Updating your browser will improve your web experience and maximize your security. Please upgrade to a more current browser.

Jim Moran Scholars

The Jim Moran Foundation, in partnership with Florida State University (FSU), annually recognizes Jim Moran Scholars – African-American high school seniors from South Florida and North Florida who are role models and have received admission to FSU with an identified financial barrier. Up to two scholars each year receive a four-year, needs-based scholarship with funding provided through the Jim Moran Institute for Global Entrepreneurship. As a legacy scholarship established by our Founder, The Foundation does not accept any other unsolicited scholarship requests.

Please note: FSU determines eligibility for the scholarship and proactively contacts potential applicants.

2018 South Florida Scholar

Born and raised in North Miami, Jerry Jean-Pierre describes himself as a “perseverant, involved, open-minded Haitian-American.” Ranked second in his graduating class at North Miami Senior High School and part of the International Baccalaureate Programme, he was vice president of the engineering club, fundraising vice president for BookMasters club and founding member of Seeds of Change gardening club. Jerry says his mother’s commitment and efforts to provide for their family has taught him to work hard and motivates him to succeed. At FSU, Jerry plans to major in computer engineering. He hopes to own a technology company one day and give back to his community in a meaningful way as Jim Moran did.


2018 North Florida Scholar

Robel Mechal graduated from Darnell Cookman School of the Medical Arts with dual enrollment through Florida State College at Jacksonville.
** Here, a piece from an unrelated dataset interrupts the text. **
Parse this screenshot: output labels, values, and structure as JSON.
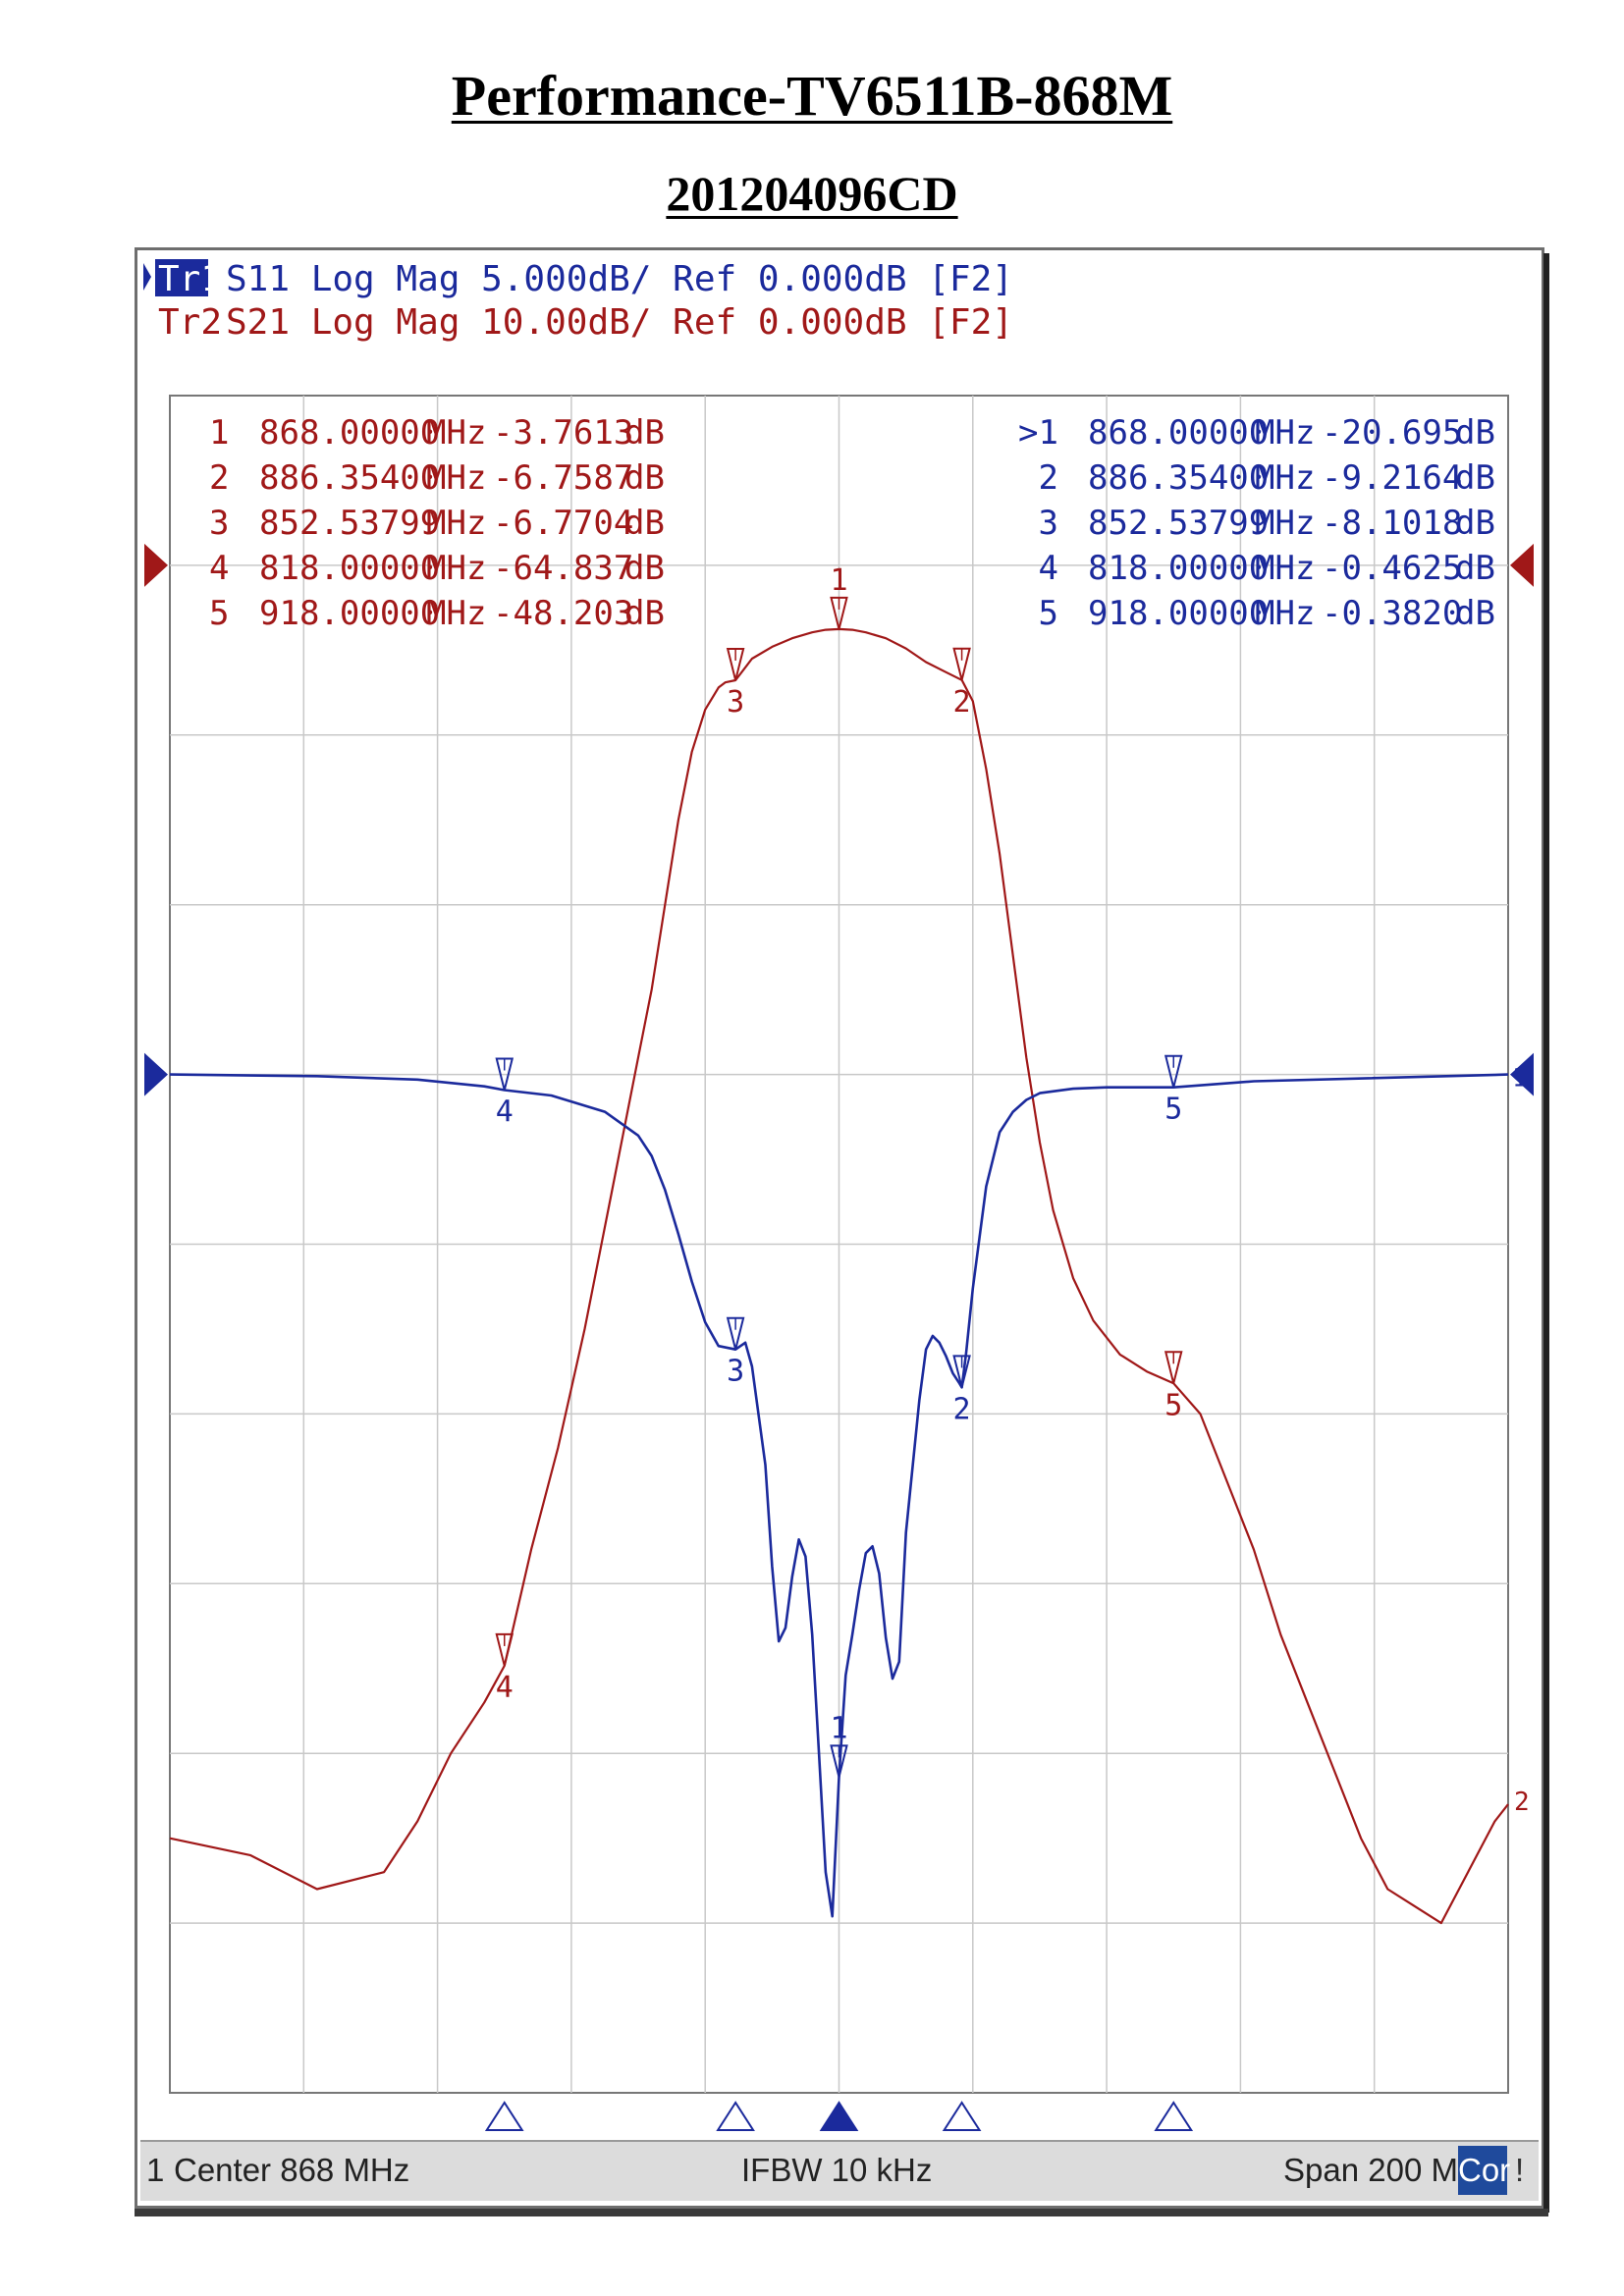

When he emigrated from Ethiopia with his family in 2009, he struggled to fit into American culture but noted “it made me someone who is resilient and proud of where they came from.”  Robel’s mother has been the most influential person in his life by coming to America to give him a better opportunity and always being there for him. In high school, Robel was involved in activities including Mayor’s Youth Council, Key Club and Envirothon Club. He also volunteered at the library and tutored other students. With math and science being his favorite subjects, he plans to major in computer engineering.